Optimization in Throbol May 15 2025
Throbol is designed on the principle that tuning parameters of robot control code is usually more time-consuming than getting the structure of the code right. Parameters, marked with the ~range
syntax, can be adjusted manually or with some built-in optimizers. This page describes the automatic parameter optimizers.
The first step in optimizing something is to design a fitness function for how good it is. Throbol follows the optimization literature convention, rather than the RL convention, by using minimization rather than maximization. So the fitness function is a measure of badness. For example, the humanoid_walking example integrates the total amount of balance feedback:
Then we specify how to optimize the function. Here we use the open-source Nomad optimizer. We give it the balance function, and a list of cells containing the parameters we want to optimize.
Typically you don't want to optimize every parameter in a sheet. For instance, the badness function here references err.side, which contains a parameter. If it were in the optimizer's scope, it would turn the feedback gain down to zero and ignore the fact that it was falling over.

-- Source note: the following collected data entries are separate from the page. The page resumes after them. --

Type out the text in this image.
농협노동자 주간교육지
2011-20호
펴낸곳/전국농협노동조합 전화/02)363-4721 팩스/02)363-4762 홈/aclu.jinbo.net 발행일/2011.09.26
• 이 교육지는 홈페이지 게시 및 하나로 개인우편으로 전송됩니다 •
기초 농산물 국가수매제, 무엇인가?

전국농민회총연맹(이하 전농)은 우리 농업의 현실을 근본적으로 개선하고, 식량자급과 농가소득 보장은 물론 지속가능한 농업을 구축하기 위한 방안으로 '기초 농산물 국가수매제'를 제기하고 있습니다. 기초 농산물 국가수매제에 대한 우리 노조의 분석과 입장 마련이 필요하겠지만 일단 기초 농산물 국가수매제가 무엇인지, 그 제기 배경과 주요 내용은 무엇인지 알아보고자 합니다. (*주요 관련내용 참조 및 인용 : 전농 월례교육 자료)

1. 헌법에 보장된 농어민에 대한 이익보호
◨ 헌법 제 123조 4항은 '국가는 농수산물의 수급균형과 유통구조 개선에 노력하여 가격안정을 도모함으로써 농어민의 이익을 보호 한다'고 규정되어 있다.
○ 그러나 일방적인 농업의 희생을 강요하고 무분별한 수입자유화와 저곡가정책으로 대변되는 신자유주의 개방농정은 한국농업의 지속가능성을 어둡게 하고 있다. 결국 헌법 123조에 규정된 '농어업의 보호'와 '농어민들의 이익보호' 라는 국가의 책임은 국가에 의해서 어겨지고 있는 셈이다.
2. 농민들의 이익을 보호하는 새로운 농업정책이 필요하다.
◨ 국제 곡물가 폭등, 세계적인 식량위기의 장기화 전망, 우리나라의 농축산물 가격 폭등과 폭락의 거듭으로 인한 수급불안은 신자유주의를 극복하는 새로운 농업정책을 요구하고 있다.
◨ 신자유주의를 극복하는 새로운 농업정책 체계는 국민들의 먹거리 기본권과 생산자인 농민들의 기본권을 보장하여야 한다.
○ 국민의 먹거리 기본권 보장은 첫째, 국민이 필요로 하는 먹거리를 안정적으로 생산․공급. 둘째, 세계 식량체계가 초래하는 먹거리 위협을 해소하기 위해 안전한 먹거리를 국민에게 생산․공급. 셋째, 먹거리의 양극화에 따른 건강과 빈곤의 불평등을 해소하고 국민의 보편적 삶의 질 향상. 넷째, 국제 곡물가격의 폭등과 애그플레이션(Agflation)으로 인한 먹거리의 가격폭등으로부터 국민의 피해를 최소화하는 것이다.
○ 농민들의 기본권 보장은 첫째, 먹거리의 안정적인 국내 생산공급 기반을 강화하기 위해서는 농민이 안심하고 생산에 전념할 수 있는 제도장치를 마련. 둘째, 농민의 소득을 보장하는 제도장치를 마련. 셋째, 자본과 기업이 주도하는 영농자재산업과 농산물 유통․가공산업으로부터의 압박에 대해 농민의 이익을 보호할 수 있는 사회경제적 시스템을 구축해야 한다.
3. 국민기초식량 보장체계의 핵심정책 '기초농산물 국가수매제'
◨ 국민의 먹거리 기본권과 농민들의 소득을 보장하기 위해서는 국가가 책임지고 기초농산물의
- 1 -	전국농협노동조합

There are 5 different optimizers: minimize.nomad
, minimize.particle
, minimize.derand1bin
, minimize.debest2bin
, and minimize.backprop
.
Nomad is a popular gradient-free optimizer. It generally starts by doing a grid search of parameters and narrows down its search region.
Particle search, Derand1bin, and Debest2bin are stochastic gradient-free search methods that maintain a pool of candidate solutions and add mutations according to some clever heuristics. Derand1bin is a good one to start with.
Backprop search uses gradients. Most (but not quite all) functions in Throbol provide reverse-mode differentiation operators to support backpropagation. Using minimize.backprop(foo, ...)
sets a negative input gradient on foo
, backpropagates it through the spreadsheet to the parameters, and applies the gradient to the parameters using the Adam optimizer. You can set Adam parameters like minimize.backprop(foo, ...){learning_rate=3e-4, regularization=1e-6, beta1=0.9, beta2=0.99, minibatch_size=32}
The backprop optimizer is still work in progress. It doesn't backpropagate through time -- every timestep is treated independently. This works well for tuning some parameters, but it doesn't work for ones that mainly affect state variables whose effect isn't immediately visible in the badness function.